Is there something to clean? Is there something to organize? Something to tidy? Something to keep me busy, something to keep my hands moving, my body moving, my brain not thinking because when my brain gets to thinking it remembers it hasn't sat down in a long time but NO! I can't sit down. I have to keep moving, always moving. I have work to do! Pay attention to the work, damn it! But no, I can't stay still - just rush through this so we can move again. Have to keep moving. If I sit, it hurts in my back - all through my back it prickles and it stings and it itches. I can't stand still, that hurts, too. Can't lie down, can't get comfortable. Can't take a nap because I'm just tossing and turning and moving and trying so desperately to just calm down but nothing is working why won't it just STOP?
Then I'm screaming and throwing pillows off the bed, throwing knick knacks off the window sill. I'm screaming and now I'm crying, I'm sobbing because why won't it just stop? Why can't I just for one minute, just one damn minute, why can't I just stop? Every hour is an agony of nothing to do but pace, pace, pace. Time to eat? Oh thank the gods, make that last for as long as we can. But no, can't drag it out because I can't stay still. Sweet, merciful Zeus why can't I stand still long enough to just eat? I'm screaming at my partner, my poor Ryan, demanding he make it stop - make my body just STOP.
My therapist thinks I have a misdiagnosis because my symptoms sound more like someone with ADHD and a severe anxiety disorder, but I have my psychiatrist appointment in just two days. I can wait just two days. I can somehow make it through this minute, this awful, agonizing, terrible minute. Hey! I did it! I made it through and now I just have to make it through this minute, this god forsaken, lonely, despairing minute. And I did it - I can...I can...I CAN'T. I can't make it through this anymore, oh gods it won't stop, why won't it stop, I can't, I can't, I CAN’T.
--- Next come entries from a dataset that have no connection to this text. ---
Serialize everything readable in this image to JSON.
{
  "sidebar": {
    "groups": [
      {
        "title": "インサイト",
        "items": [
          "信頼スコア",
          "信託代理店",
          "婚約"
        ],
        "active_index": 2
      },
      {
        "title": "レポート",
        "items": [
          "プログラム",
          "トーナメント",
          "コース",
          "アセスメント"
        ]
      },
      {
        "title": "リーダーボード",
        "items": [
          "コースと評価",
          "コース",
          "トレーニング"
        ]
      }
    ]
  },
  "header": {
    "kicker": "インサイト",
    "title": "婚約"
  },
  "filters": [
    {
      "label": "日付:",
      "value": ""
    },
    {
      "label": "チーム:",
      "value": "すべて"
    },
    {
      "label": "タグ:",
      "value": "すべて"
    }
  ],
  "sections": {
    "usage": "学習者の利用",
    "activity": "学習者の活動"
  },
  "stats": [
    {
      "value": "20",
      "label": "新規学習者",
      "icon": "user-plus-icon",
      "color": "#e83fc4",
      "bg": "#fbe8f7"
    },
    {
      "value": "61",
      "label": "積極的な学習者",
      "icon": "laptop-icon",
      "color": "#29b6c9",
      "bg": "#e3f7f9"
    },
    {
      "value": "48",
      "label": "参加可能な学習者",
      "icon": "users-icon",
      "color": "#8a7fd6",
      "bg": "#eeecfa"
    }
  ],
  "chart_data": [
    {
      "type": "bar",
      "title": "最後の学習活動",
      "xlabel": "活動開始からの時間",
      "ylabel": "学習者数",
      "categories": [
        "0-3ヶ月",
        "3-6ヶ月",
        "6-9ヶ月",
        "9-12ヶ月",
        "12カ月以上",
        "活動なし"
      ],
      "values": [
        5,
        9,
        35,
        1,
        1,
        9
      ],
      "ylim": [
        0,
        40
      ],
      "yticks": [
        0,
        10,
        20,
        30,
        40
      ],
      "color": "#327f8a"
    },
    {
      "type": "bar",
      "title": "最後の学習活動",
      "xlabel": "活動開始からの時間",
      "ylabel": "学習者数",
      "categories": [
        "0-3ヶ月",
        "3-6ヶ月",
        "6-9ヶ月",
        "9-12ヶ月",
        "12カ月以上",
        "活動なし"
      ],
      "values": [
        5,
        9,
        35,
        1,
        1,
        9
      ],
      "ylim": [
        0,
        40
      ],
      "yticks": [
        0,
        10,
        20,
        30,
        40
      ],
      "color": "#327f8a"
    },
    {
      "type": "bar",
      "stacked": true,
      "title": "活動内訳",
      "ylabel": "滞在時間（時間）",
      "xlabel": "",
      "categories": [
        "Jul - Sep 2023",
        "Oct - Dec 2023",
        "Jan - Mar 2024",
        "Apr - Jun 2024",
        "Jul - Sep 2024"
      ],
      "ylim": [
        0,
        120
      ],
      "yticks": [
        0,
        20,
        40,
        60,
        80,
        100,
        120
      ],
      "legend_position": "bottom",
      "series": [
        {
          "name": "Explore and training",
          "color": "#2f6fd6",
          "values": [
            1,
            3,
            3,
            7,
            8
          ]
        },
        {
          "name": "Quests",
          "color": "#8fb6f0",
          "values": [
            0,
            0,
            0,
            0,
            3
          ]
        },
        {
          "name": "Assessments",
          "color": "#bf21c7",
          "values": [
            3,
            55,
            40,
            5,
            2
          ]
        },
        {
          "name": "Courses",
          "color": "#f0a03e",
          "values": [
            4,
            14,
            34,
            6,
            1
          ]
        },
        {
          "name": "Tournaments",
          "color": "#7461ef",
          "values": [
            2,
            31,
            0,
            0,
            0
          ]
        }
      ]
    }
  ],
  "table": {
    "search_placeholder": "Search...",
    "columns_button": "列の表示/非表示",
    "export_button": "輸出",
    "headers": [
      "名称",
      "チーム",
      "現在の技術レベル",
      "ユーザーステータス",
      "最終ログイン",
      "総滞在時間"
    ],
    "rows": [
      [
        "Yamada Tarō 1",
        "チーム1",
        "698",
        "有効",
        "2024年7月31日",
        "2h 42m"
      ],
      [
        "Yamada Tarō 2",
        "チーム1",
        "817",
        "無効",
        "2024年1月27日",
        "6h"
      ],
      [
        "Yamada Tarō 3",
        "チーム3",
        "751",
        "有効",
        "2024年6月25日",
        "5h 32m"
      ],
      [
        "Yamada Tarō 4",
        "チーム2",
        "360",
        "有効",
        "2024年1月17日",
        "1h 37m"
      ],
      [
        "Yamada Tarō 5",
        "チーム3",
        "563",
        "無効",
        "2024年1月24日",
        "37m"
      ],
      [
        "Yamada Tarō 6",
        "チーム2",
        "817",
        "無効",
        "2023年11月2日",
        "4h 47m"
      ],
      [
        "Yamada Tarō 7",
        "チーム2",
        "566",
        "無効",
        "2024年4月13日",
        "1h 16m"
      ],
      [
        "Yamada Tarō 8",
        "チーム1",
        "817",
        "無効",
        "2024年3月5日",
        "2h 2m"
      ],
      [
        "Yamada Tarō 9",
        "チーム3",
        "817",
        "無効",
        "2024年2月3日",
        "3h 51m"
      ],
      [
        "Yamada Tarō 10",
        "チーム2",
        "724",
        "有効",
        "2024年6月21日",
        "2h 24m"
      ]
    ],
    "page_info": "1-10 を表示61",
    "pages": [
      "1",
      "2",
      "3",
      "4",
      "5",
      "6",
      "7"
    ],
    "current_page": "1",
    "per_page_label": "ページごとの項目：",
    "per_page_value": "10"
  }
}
And this is where having a loving life partner and a best friend come in. This is where you have someone to sit with you as you rage and weep and PACE, always pace. This is where it's so important to have someone to remind you this has to end sometime and they'll help you, they promise they'll help you. And they try, sometimes they even succeed. Tell me a story about your day and that will eat up 15 whole minutes - tell me another story and another, please, to keep the minutes moving.
And then it's my psychiatrist appointment and before I can tell him the half of my symptoms he nods knowingly. "Akathisia," he says. "It can be a side effect of Abilify. We'll stop that immediately."
I wanted to cry. I wasn't crazy, it was just a symptom and now it would go away.